Bund und Länder haben sich grundsätzlich darauf geeinigt, zumindest in diesem Jahr beides – Fruchtwechsel und Stilllegung – noch nicht anzuwenden. Bis sie allerdings wirklich verlässliche Regeln dazu erlassen, dürften viele Hektar im ganzen Land längst eingesät sein.

Was also tun? Lohnt es sich vielleicht sogar, die Förderung zu riskieren und die möglichen Vorgaben nicht einzuhalten? Ohnehin sinkt die Förderung, da die Greeningprämie ersatzlos wegfällt.

Bei der großen Agrarberatung Koesling Anderson hat man festgestellt, dass auf einzelnen Schlägen eine Fruchtfolge, die sich nicht an die neue GAP hält, sogar besser rechnen könnte als eine GAP-konforme. Der Vorteil der Praktiker dabei: Das System der Zahlungsansprüche entfällt. Wer in einem Jahr keine Förderung erhält, kann sie im nächsten Jahr wieder beantragen.

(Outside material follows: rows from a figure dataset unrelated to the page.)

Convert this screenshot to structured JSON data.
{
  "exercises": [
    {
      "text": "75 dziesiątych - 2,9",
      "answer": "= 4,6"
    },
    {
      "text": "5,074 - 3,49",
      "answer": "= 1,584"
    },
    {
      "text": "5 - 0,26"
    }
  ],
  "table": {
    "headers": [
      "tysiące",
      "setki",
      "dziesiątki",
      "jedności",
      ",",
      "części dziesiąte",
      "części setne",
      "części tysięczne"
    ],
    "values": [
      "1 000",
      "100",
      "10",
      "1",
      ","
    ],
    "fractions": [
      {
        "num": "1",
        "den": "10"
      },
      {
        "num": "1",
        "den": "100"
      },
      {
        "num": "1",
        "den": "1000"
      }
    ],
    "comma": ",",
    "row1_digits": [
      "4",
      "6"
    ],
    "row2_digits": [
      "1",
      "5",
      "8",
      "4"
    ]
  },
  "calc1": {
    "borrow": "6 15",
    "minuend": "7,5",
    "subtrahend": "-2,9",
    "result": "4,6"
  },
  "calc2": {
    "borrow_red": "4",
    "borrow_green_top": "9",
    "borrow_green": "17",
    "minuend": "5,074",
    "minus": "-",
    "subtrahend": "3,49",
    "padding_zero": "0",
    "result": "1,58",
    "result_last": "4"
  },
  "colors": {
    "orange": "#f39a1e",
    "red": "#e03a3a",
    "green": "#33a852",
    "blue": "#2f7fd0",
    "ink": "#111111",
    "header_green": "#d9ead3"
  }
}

Der Normalfall ist das aber keineswegs, betont Wolfgang Gerd Dähn, Berater bei Kösling Anderson. „Für die meisten Betriebe lohnt es sich, sich an alle aktuellen Regeln zu halten und die Anbauplanung nicht anzupassen, solange die Vorgaben zu Fruchtwechsel und Stilllegung nicht offiziell ausgesetzt sind." Alles andere sei derzeit zu riskant – für die meisten Betriebe.